For pricing the deliverables themselves, I use a simple multiplier: estimate the time in ideal conditions, multiply by 2.5 for an AI project (versus 1.5 for a standard dev project). The extra buffer accounts for prompt iteration, unexpected model behavior, and client feedback loops that are harder to predict than in traditional development.
Step 4 — Build Inference Costs Into the Quote
This one is easy to forget and expensive when you do. If you're building a system that calls GPT-4o or Claude, those API calls cost money — and that cost belongs to the client, not you.
Be explicit about it. Include a section in every proposal that reads something like: "This system will make approximately N API calls per day at an estimated cost of $X/month at current rates. This cost is separate from development fees and will be borne by the client directly via their own API key."
Never run client workloads on your own API key unless you've built the billing pass-through explicitly. I learned this after absorbing $180 in inference costs on a "quick prototype" that the client ran 4,000 times over a weekend because it was on my endpoint.
Step 5 — Use a Scoping Doc as a Contract Appendix
Before any money moves, send a two-page scoping document. Not a proposal — a scope definition. It covers:
- What this project does (three sentences maximum)
- What this project explicitly does not do (list at least five things)
- Input and output contracts
- Deliverables and acceptance criteria
- Change request process (written request, 48h quote, approval before work)
The "does not do" list is the most important part. Writing it forces clarity. Showing it to the client surfaces mismatches before work starts, not during it. If they push back on something in that list, you either expand the scope and reprice, or you document that it's out of scope and hold the line.
I've started using this document on every project, even the small ones. It's stopped three scope-creep situations in the last year cold — the client looks at item four on the "does not do" list and says "oh, I thought that was included." Better to have that conversation on day one than day forty.
Pricing Is a Skill, Not a Formula
There's no spreadsheet that spits out the right number. Pricing AI work well comes from reps — proposals written, scope debates survived, projects that went sideways despite good intentions, and the gradual calibration of what "done" actually costs to deliver.

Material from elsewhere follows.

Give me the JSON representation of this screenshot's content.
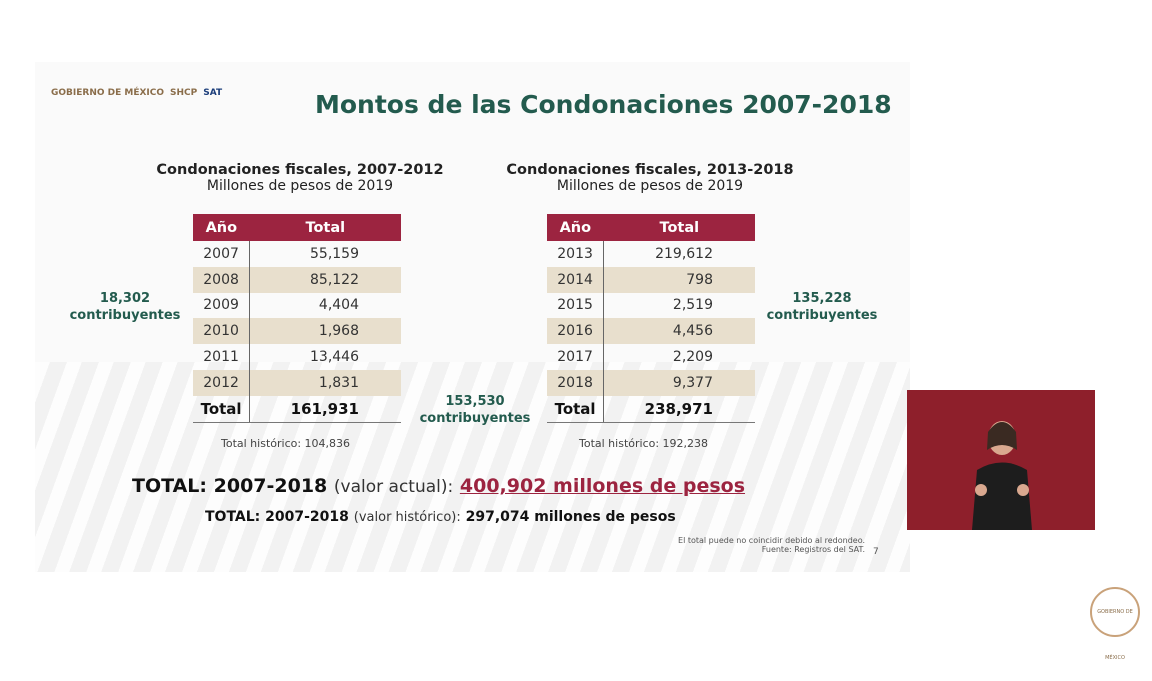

If you're early in that journey and want a shortcut, I put together everything I use — proposal templates, the scoping doc framework, pricing calculators, and a decision tree for fixed vs. retainer engagements — in the AI Project Pricing & Scoping Playbook. It's 12€ and built for indie developers and freelancers who are tired of getting squeezed on AI projects they underscoped.
The framework is learnable. The mistakes are avoidable. Start with the scoping doc, hold the line on your input/output contracts, and price the deliverable, not the hour.